Analysts have suggested that, rather than be forced to pay the USPS more for last-mile deliveries, Amazon may simply switch to making greater use of FedEx, UPS, and other courier/delivery services in order to maintain control of its own costs.

But this ignores those companies’ own fulfilment challenges: neither company has the capacity to expand fast enough and wide enough to take on the full output of Amazon’s retail business, which Amazon has long pushed through the one organisation that can deliver, the USPS.

This is why Amazon may have little short-term alternative than to bite the bullet and pay more for deliveries, which would have a serious impact on its costs.

However, the long-term likelihood is that Amazon will simply choose to deliver packages itself, in order to create an end-to-end retail, fulfilment, and delivery service – not only for itself, but also for other customers.

In February, we reported that the connected business behemoth is gearing up to launch its own delivery operation. The service, reportedly to be known as Shipping with Amazon (SWA), will pitch the company directly against the likes of UPS and FedEx within the US, by not only delivering its own parcels, but also other people’s.

SWA will be trialled in the Los Angeles area, and initially be limited to companies that sell goods though Amazon’s platform. But the goal will inevitably be global.

The ambitious plan will not be without its own challenges, however. The biggest of these will be staffing the service in an economy that may be nearing full employment.

While Amazon may be automating faster than any other company, it is also hiring more and more human beings to fulfil orders as its retail business expands: one estimate has claimed that Amazon may add as many as 52,000 full-time employees and 35,000 seasonal employees in Q4 this year. Meanwhile, there is already a shortage of delivery drivers in the US.

This suggests that automated deliveries and driverless vehicles are the only realistic long-term solution for a company that is expanding faster than the local US economy can support. However, driverless trucks may be appropriate for long-distance haulage within the US, but they are not a viable solution within crowded cities.

Logically, therefore, the creation of a new breed of electric, driverless, short-haul, high-capacity urban delivery vehicles is where the real opportunity lies (short of filling the skies with thousands of drones). This may be the space that Waymo is focusing on with its new partnership with Honda.

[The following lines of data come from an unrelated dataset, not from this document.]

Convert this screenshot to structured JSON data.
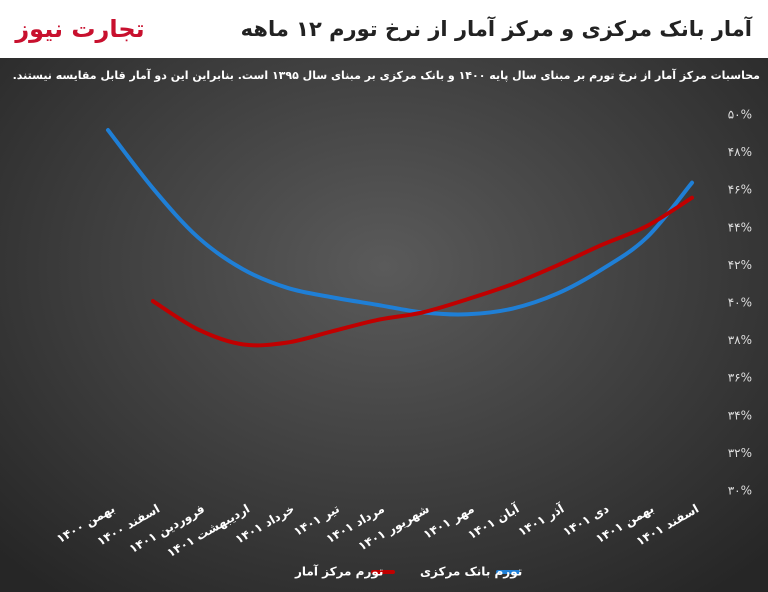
{
  "chart_data": {
    "type": "line",
    "logo": "تجارت نیوز",
    "title": "آمار بانک مرکزی و مرکز آمار از نرخ تورم ۱۲ ماهه",
    "subtitle": "محاسبات مرکز آمار از نرخ تورم بر مبنای سال پایه ۱۴۰۰ و بانک مرکزی بر مبنای سال ۱۳۹۵ است. بنابراین این دو آمار قابل مقایسه نیستند.",
    "categories": [
      "بهمن ۱۴۰۰",
      "اسفند ۱۴۰۰",
      "فروردین ۱۴۰۱",
      "اردیبهشت ۱۴۰۱",
      "خرداد ۱۴۰۱",
      "تیر ۱۴۰۱",
      "مرداد ۱۴۰۱",
      "شهریور ۱۴۰۱",
      "مهر ۱۴۰۱",
      "آبان ۱۴۰۱",
      "آذر ۱۴۰۱",
      "دی ۱۴۰۱",
      "بهمن ۱۴۰۱",
      "اسفند ۱۴۰۱"
    ],
    "series": [
      {
        "name": "تورم بانک مرکزی",
        "color": "#1f7fd6",
        "values": [
          49.2,
          46.1,
          43.5,
          41.8,
          40.8,
          40.3,
          39.9,
          39.5,
          39.4,
          39.7,
          40.5,
          41.8,
          43.5,
          46.4
        ]
      },
      {
        "name": "تورم مرکز آمار",
        "color": "#c00000",
        "values": [
          null,
          40.1,
          38.6,
          37.8,
          37.9,
          38.5,
          39.1,
          39.5,
          40.2,
          41.0,
          42.0,
          43.1,
          44.1,
          45.6
        ]
      }
    ],
    "ylim": [
      30,
      50
    ],
    "yticks": [
      {
        "value": 30,
        "label": "۳۰%"
      },
      {
        "value": 32,
        "label": "۳۲%"
      },
      {
        "value": 34,
        "label": "۳۴%"
      },
      {
        "value": 36,
        "label": "۳۶%"
      },
      {
        "value": 38,
        "label": "۳۸%"
      },
      {
        "value": 40,
        "label": "۴۰%"
      },
      {
        "value": 42,
        "label": "۴۲%"
      },
      {
        "value": 44,
        "label": "۴۴%"
      },
      {
        "value": 46,
        "label": "۴۶%"
      },
      {
        "value": 48,
        "label": "۴۸%"
      },
      {
        "value": 50,
        "label": "۵۰%"
      }
    ],
    "legend": "bottom",
    "grid": false
  }
}
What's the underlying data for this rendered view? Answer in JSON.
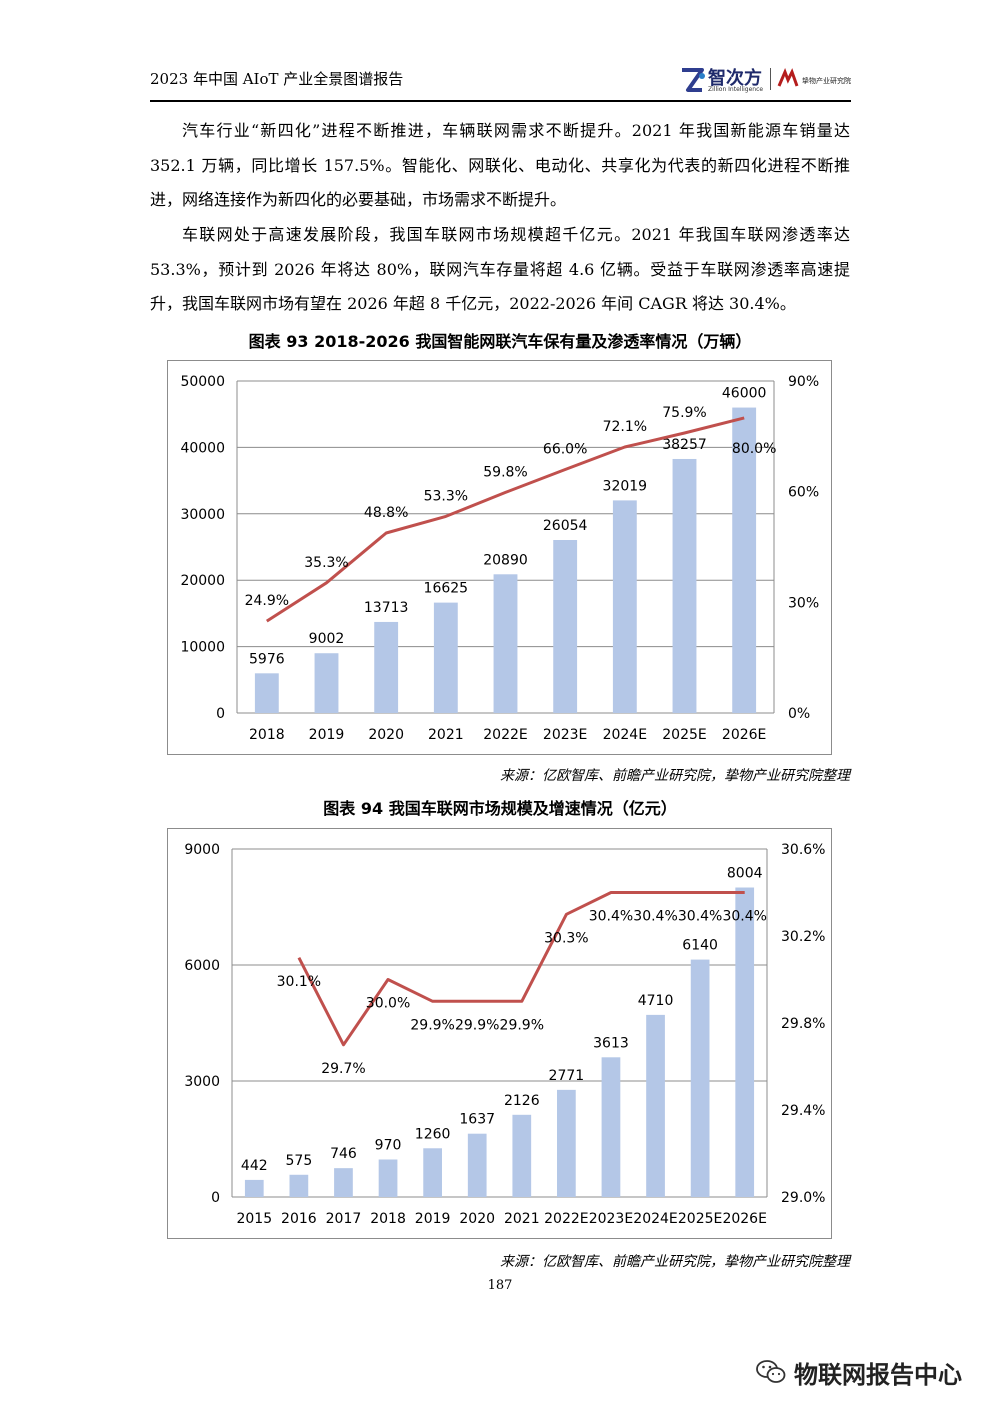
{
  "header": {
    "title": "2023 年中国 AIoT 产业全景图谱报告",
    "logo_main": "智次方",
    "logo_sub": "Zillion Intelligence",
    "logo_partner": "挚物产业研究院"
  },
  "paragraphs": [
    "汽车行业“新四化”进程不断推进，车辆联网需求不断提升。2021 年我国新能源车销量达 352.1 万辆，同比增长 157.5%。智能化、网联化、电动化、共享化为代表的新四化进程不断推进，网络连接作为新四化的必要基础，市场需求不断提升。",
    "车联网处于高速发展阶段，我国车联网市场规模超千亿元。2021 年我国车联网渗透率达 53.3%，预计到 2026 年将达 80%，联网汽车存量将超 4.6 亿辆。受益于车联网渗透率高速提升，我国车联网市场有望在 2026 年超 8 千亿元，2022-2026 年间 CAGR 将达 30.4%。"
  ],
  "figures": [
    {
      "caption": "图表 93   2018-2026 我国智能网联汽车保有量及渗透率情况（万辆）",
      "source": "来源：亿欧智库、前瞻产业研究院，挚物产业研究院整理"
    },
    {
      "caption": "图表 94   我国车联网市场规模及增速情况（亿元）",
      "source": "来源：亿欧智库、前瞻产业研究院，挚物产业研究院整理"
    }
  ],
  "page_number": "187",
  "watermark": "物联网报告中心",
  "chart_data": [
    {
      "type": "bar",
      "categories": [
        "2018",
        "2019",
        "2020",
        "2021",
        "2022E",
        "2023E",
        "2024E",
        "2025E",
        "2026E"
      ],
      "series": [
        {
          "type": "bar",
          "axis": "left",
          "color": "#b4c7e7",
          "values": [
            5976,
            9002,
            13713,
            16625,
            20890,
            26054,
            32019,
            38257,
            46000
          ],
          "labels": [
            "5976",
            "9002",
            "13713",
            "16625",
            "20890",
            "26054",
            "32019",
            "38257",
            "46000"
          ]
        },
        {
          "type": "line",
          "axis": "right",
          "color": "#c0504d",
          "values": [
            24.9,
            35.3,
            48.8,
            53.3,
            59.8,
            66.0,
            72.1,
            75.9,
            80.0
          ],
          "labels": [
            "24.9%",
            "35.3%",
            "48.8%",
            "53.3%",
            "59.8%",
            "66.0%",
            "72.1%",
            "75.9%",
            "80.0%"
          ]
        }
      ],
      "ylim_left": [
        0,
        50000
      ],
      "yticks_left": [
        0,
        10000,
        20000,
        30000,
        40000,
        50000
      ],
      "ytick_labels_left": [
        "0",
        "10000",
        "20000",
        "30000",
        "40000",
        "50000"
      ],
      "ylim_right": [
        0,
        90
      ],
      "yticks_right": [
        0,
        30,
        60,
        90
      ],
      "ytick_labels_right": [
        "0%",
        "30%",
        "60%",
        "90%"
      ],
      "grid": true
    },
    {
      "type": "bar",
      "categories": [
        "2015",
        "2016",
        "2017",
        "2018",
        "2019",
        "2020",
        "2021",
        "2022E",
        "2023E",
        "2024E",
        "2025E",
        "2026E"
      ],
      "series": [
        {
          "type": "bar",
          "axis": "left",
          "color": "#b4c7e7",
          "values": [
            442,
            575,
            746,
            970,
            1260,
            1637,
            2126,
            2771,
            3613,
            4710,
            6140,
            8004
          ],
          "labels": [
            "442",
            "575",
            "746",
            "970",
            "1260",
            "1637",
            "2126",
            "2771",
            "3613",
            "4710",
            "6140",
            "8004"
          ]
        },
        {
          "type": "line",
          "axis": "right",
          "color": "#c0504d",
          "values": [
            null,
            30.1,
            29.7,
            30.0,
            29.9,
            29.9,
            29.9,
            30.3,
            30.4,
            30.4,
            30.4,
            30.4
          ],
          "labels": [
            "",
            "30.1%",
            "29.7%",
            "30.0%",
            "29.9%",
            "29.9%",
            "29.9%",
            "30.3%",
            "30.4%",
            "30.4%",
            "30.4%",
            "30.4%"
          ]
        }
      ],
      "ylim_left": [
        0,
        9000
      ],
      "yticks_left": [
        0,
        3000,
        6000,
        9000
      ],
      "ytick_labels_left": [
        "0",
        "3000",
        "6000",
        "9000"
      ],
      "ylim_right": [
        29.0,
        30.6
      ],
      "yticks_right": [
        29.0,
        29.4,
        29.8,
        30.2,
        30.6
      ],
      "ytick_labels_right": [
        "29.0%",
        "29.4%",
        "29.8%",
        "30.2%",
        "30.6%"
      ],
      "grid": true
    }
  ]
}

  • In related news, Amazon has completed its acquisition of smart doorbell maker, Ring.

Internet of Business says

The long-term ambitions of a company that has built an automated global retail, fulfilment, and distribution platform – and a supporting network – should now be getting clearer.

Amazon can no longer be described as a retailer; it has been building an entire ecosystem – in effect, a self-contained global economy – that pitches it against the likes of Google, Alibaba (and its Cainiao logistics network), and Apple as a data-fuelled hyper-company.

Meanwhile, its AWS platform is now part of a globally interconnected business that, via its smart home hubs, tablets, and other devices, sits in the living rooms, offices, and pockets of millions of people – and behind their smart TVs too.

In short, it is becoming clear that delivery is what Amazon is really about, whether it is by cardboard box or data packet, or via drone, truck, or cable.

But Amazon faces a problem that its rivals in China simply don’t have: people. There are too few human beings in the US to help Amazon expand. To keep growing at its current rate, Amazon may have to extend its footprint even further beyond the US in search of more and more people – at least until it can automate even more of its already robot-intensive processes.

Fast forward a decade or two and the vision of a vast global hyper-company staffed largely by robots presents itself, or an operation that has broken apart into thousands of small, smart, highly automated local units. But how far along that road will Amazon get before the regulators are forced to step in?

Perhaps it would simpler to buy the US Postal Service.